Sunday, August 05, 2007

Of Mountains and Madalyn

Just a few short notes on our recent road trip..



July 12th - 1100 km drive to Medicine Hat, Alberta followed the enxt day by a 500 km drive to the mountain resort town of Banff, pictured below in a view from one of the gondolas going to the top of Sulfur Mountain. Lots of great places to walk and see, or in our case hobble as Jane lost an argument with a gopher burrow on a trail at Lake Minnewanka on our first night there.





July 14th explored around Banff - below the Vermilion Lake wetlands, just outside of town.





The legendary Lake Louise, about an hour north of Banff - nearby Moraine Lake is pretty spectacular too if you have the patience to wait for a parking spot to open so that you can drive in.







Below is the entrance to Mistaya Canyon, one of a number of incredibly narrow canyons where rivers drop off plateaus through narrow crevasses in the rock.



Bow Glacier and Lake, which feed the Bow river which ultimately flows through downtown Calgary.


July 15th - The Columbia Icefields. We came here with the kids in 1992 on a camping trip and Jane is standing where the Athabasca glacier ended at that time - it has now receded about 200 metres and it is likely to completely disappear in coming years at current rates of warming.

July 16th - Above the treeline on Marmot mountain overlooking Jasper (you get most of the way up by gondola, but it still a pretty steep and rough hike to the top).

Maligne Canyon near Jasper. This river arises from a series of alpine lakes, one of which (Medicine Lake) disappears at the end of each summer as it drains out underground, and refills each spring when the snow melt flows in faster than it can leave.



The wildlife can get up close and personal. We met this bull elk in the Jasper hotel car park; they look cute but they can be quite dangerous particularly during the breeding season.
July 17th to 25th - And then on to Fort St John - Madalyn promoting avoidance of excessive sun exposure; the hat was Claire's at the same age!
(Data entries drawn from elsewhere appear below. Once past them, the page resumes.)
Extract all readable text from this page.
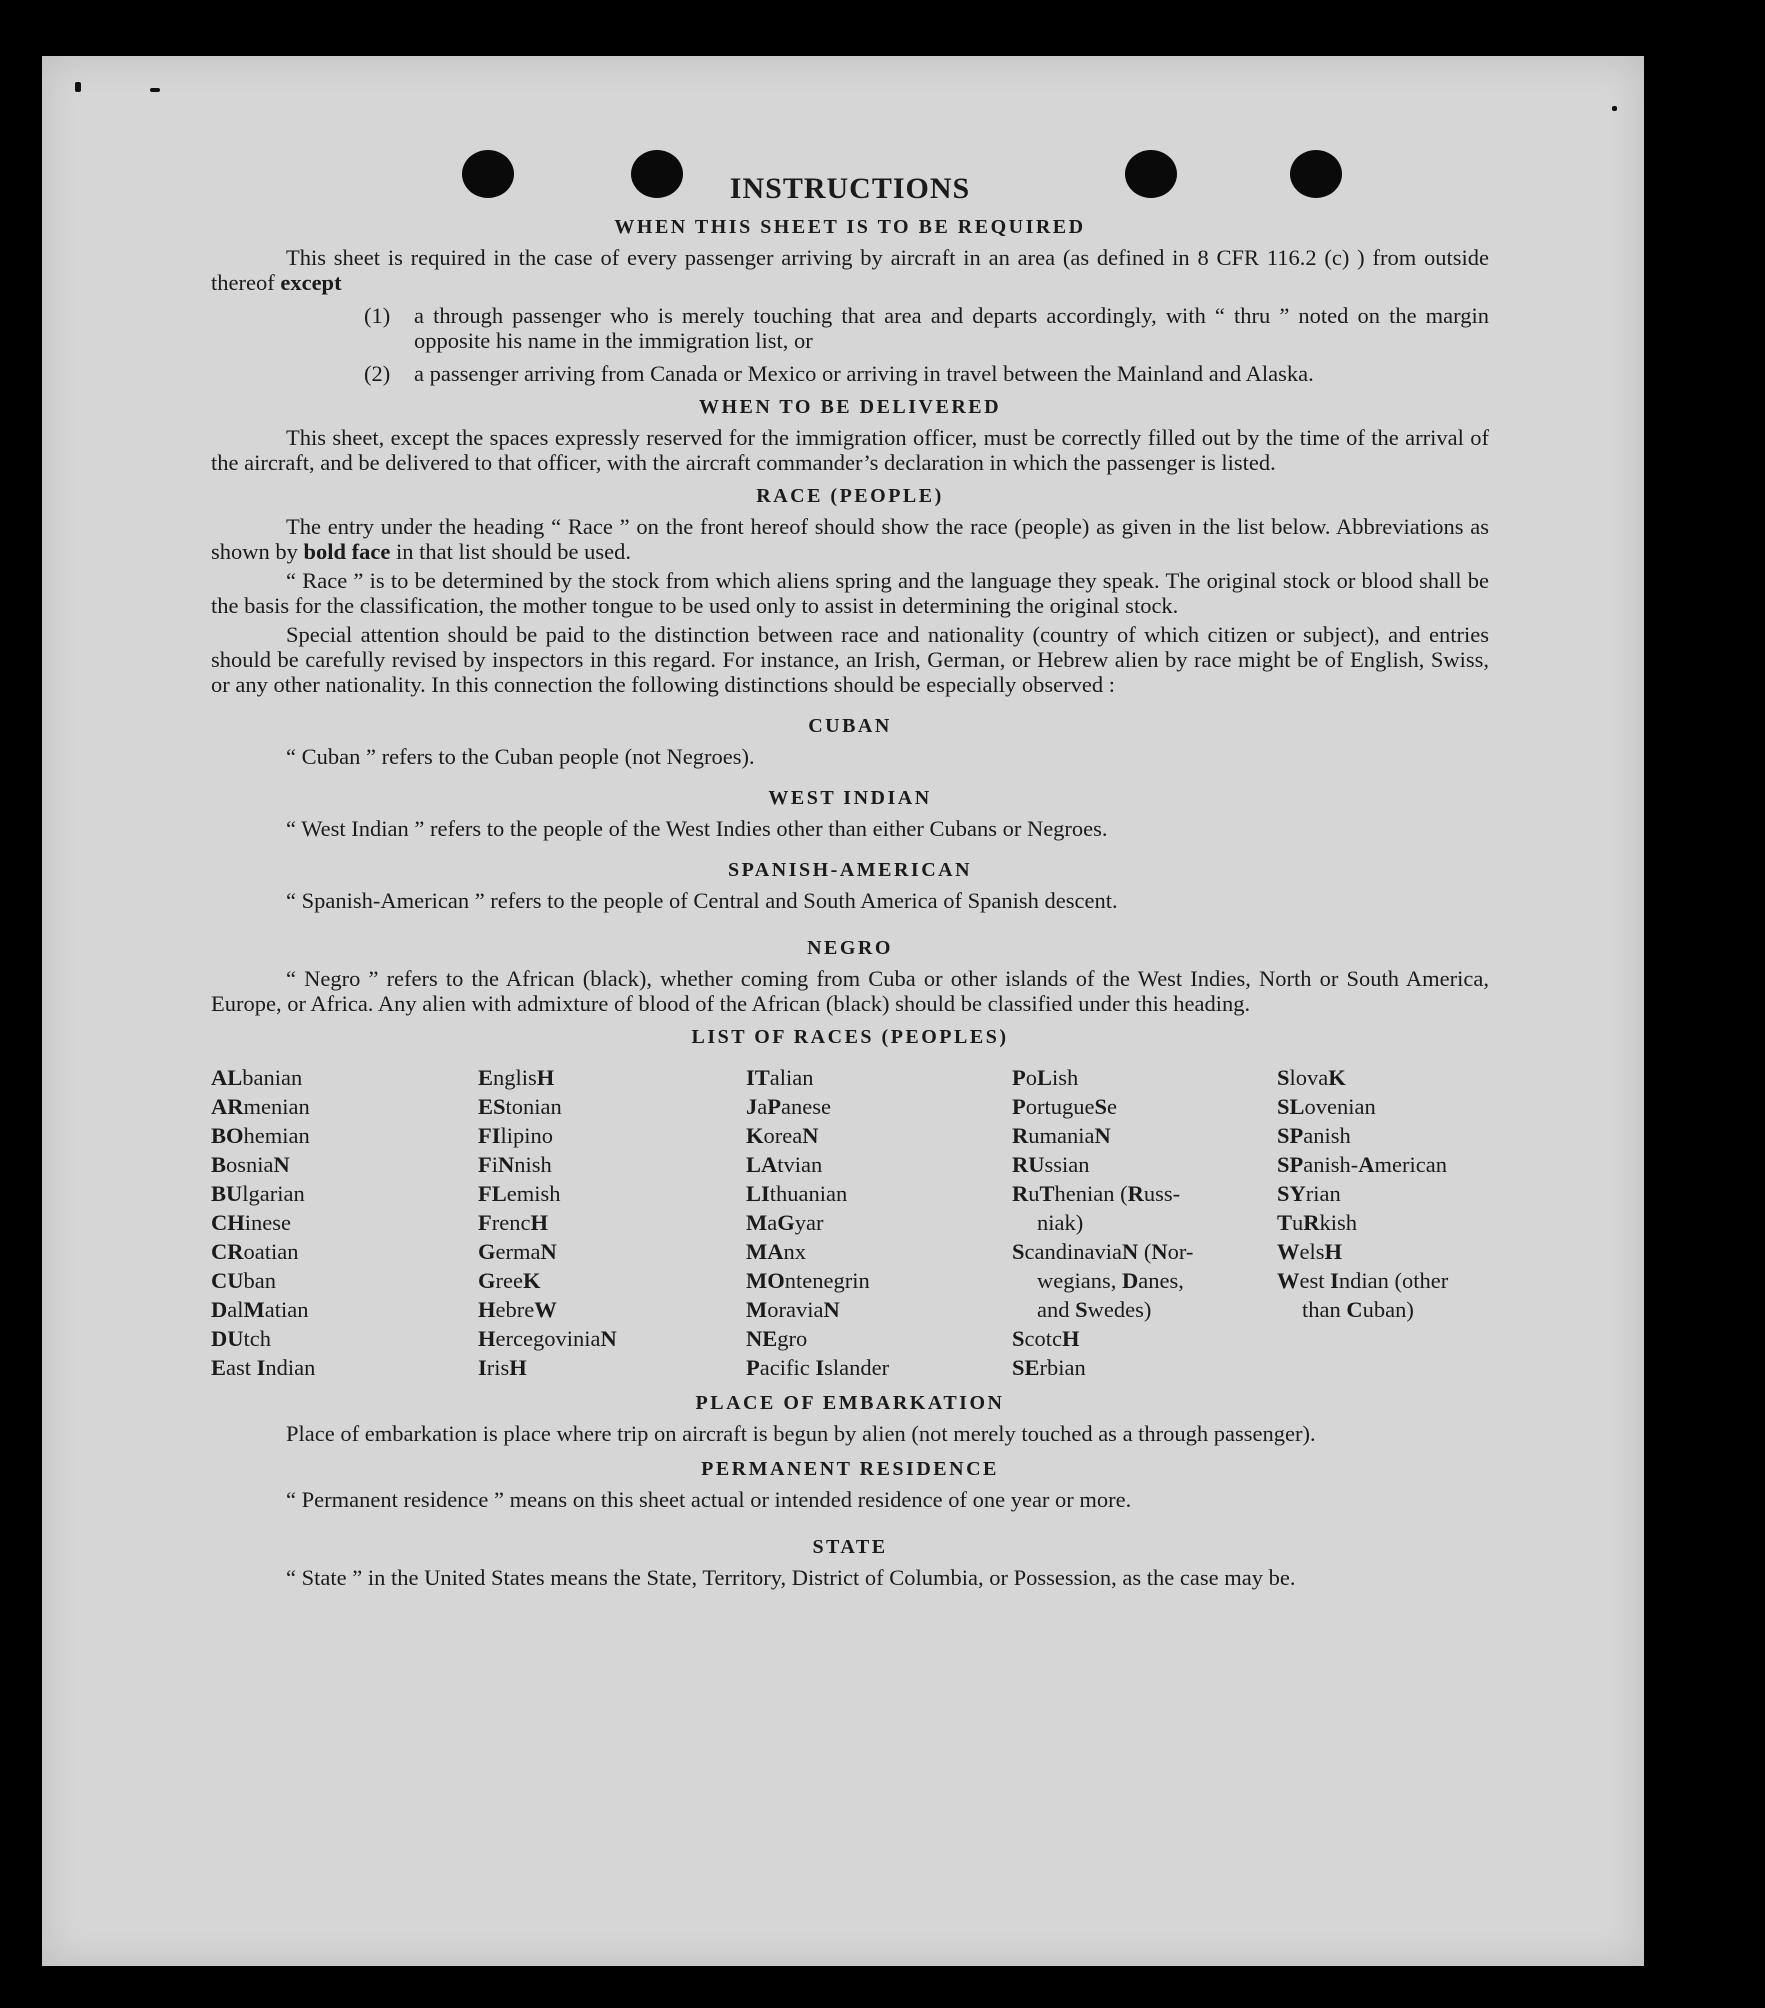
INSTRUCTIONS
WHEN THIS SHEET IS TO BE REQUIRED

This sheet is required in the case of every passenger arriving by aircraft in an area (as defined in 8 CFR 116.2 (c) ) from outside thereof except

(1)	a through passenger who is merely touching that area and departs accordingly, with “ thru ” noted on the margin opposite his name in the immigration list, or
(2)	a passenger arriving from Canada or Mexico or arriving in travel between the Mainland and Alaska.
WHEN TO BE DELIVERED

This sheet, except the spaces expressly reserved for the immigration officer, must be correctly filled out by the time of the arrival of the aircraft, and be delivered to that officer, with the aircraft commander’s declaration in which the passenger is listed.

RACE (PEOPLE)

The entry under the heading “ Race ” on the front hereof should show the race (people) as given in the list below. Abbreviations as shown by bold face in that list should be used.

“ Race ” is to be determined by the stock from which aliens spring and the language they speak. The original stock or blood shall be the basis for the classification, the mother tongue to be used only to assist in determining the original stock.

Special attention should be paid to the distinction between race and nationality (country of which citizen or subject), and entries should be carefully revised by inspectors in this regard. For instance, an Irish, German, or Hebrew alien by race might be of English, Swiss, or any other nationality. In this connection the following distinctions should be especially observed :

CUBAN
“ Cuban ” refers to the Cuban people (not Negroes).
WEST INDIAN
“ West Indian ” refers to the people of the West Indies other than either Cubans or Negroes.
SPANISH-AMERICAN
“ Spanish-American ” refers to the people of Central and South America of Spanish descent.
NEGRO

“ Negro ” refers to the African (black), whether coming from Cuba or other islands of the West Indies, North or South America, Europe, or Africa. Any alien with admixture of blood of the African (black) should be classified under this heading.

LIST OF RACES (PEOPLES)
ALbanian
ARmenian
BOhemian
BosniaN
BUlgarian
CHinese
CRoatian
CUban
DalMatian
DUtch
East Indian
EnglisH
EStonian
FIlipino
FiNnish
FLemish
FrencH
GermaN
GreeK
HebreW
HercegoviniaN
IrisH
ITalian
JaPanese
KoreaN
LAtvian
LIthuanian
MaGyar
MAnx
MOntenegrin
MoraviaN
NEgro
Pacific Islander
PoLish
PortugueSe
RumaniaN
RUssian
RuThenian (Russ-
niak)
ScandinaviaN (Nor-
wegians, Danes,
and Swedes)
ScotcH
SErbian
SlovaK
SLovenian
SPanish
SPanish-American
SYrian
TuRkish
WelsH
West Indian (other
than Cuban)
PLACE OF EMBARKATION

Place of embarkation is place where trip on aircraft is begun by alien (not merely touched as a through passenger).

PERMANENT RESIDENCE
“ Permanent residence ” means on this sheet actual or intended residence of one year or more.
STATE

“ State ” in the United States means the State, Territory, District of Columbia, or Possession, as the case may be.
Madalyn with an early first birthday present that was a joint project - Malcolm built it, Jane painted it.

A view of the Peace River Valley that may not last - there is a proposal for a new hydro-electric dam to be built near Fort St John that will flood much of the valley up to the existing Peace canyon dam. The proposal seems to rest on a "lesser of all evils" concepts and obviously is provoking some strong sentiments.

Arguments for can be found at: http://www.sqwalk.com/blog/000409.html

Arguments against can be found at: http://sierralegal.org/media_articles/media05_06_29.html


July 25th - 27th We then went to Prince George for 2 days and 3 nights, where what had been planned as some more unofficial discussions about future career opportunities at the University of Northern British Columbia that might support move nearer to Claire, Chris and Madalyn rapidly became a formal job interview process for a very high level position. More on this later. Suffice to say that we had cause to have a good look at real estate around this mountain city at the junction of the Fraser and Nachako rivers.

Prince George is less than 4 hours drive from Jasper (and a lovely mountain drive it is) with the attendant mountain wildlife, like this young black bear. The road passes by Mount Robson, the highest point in the Canadian rockies. We went home this way, driving to Edmonton on the 28th (760 km in 9 hours), then back over the prairies to Winnipeg (1420 km in 14 hours) the next day.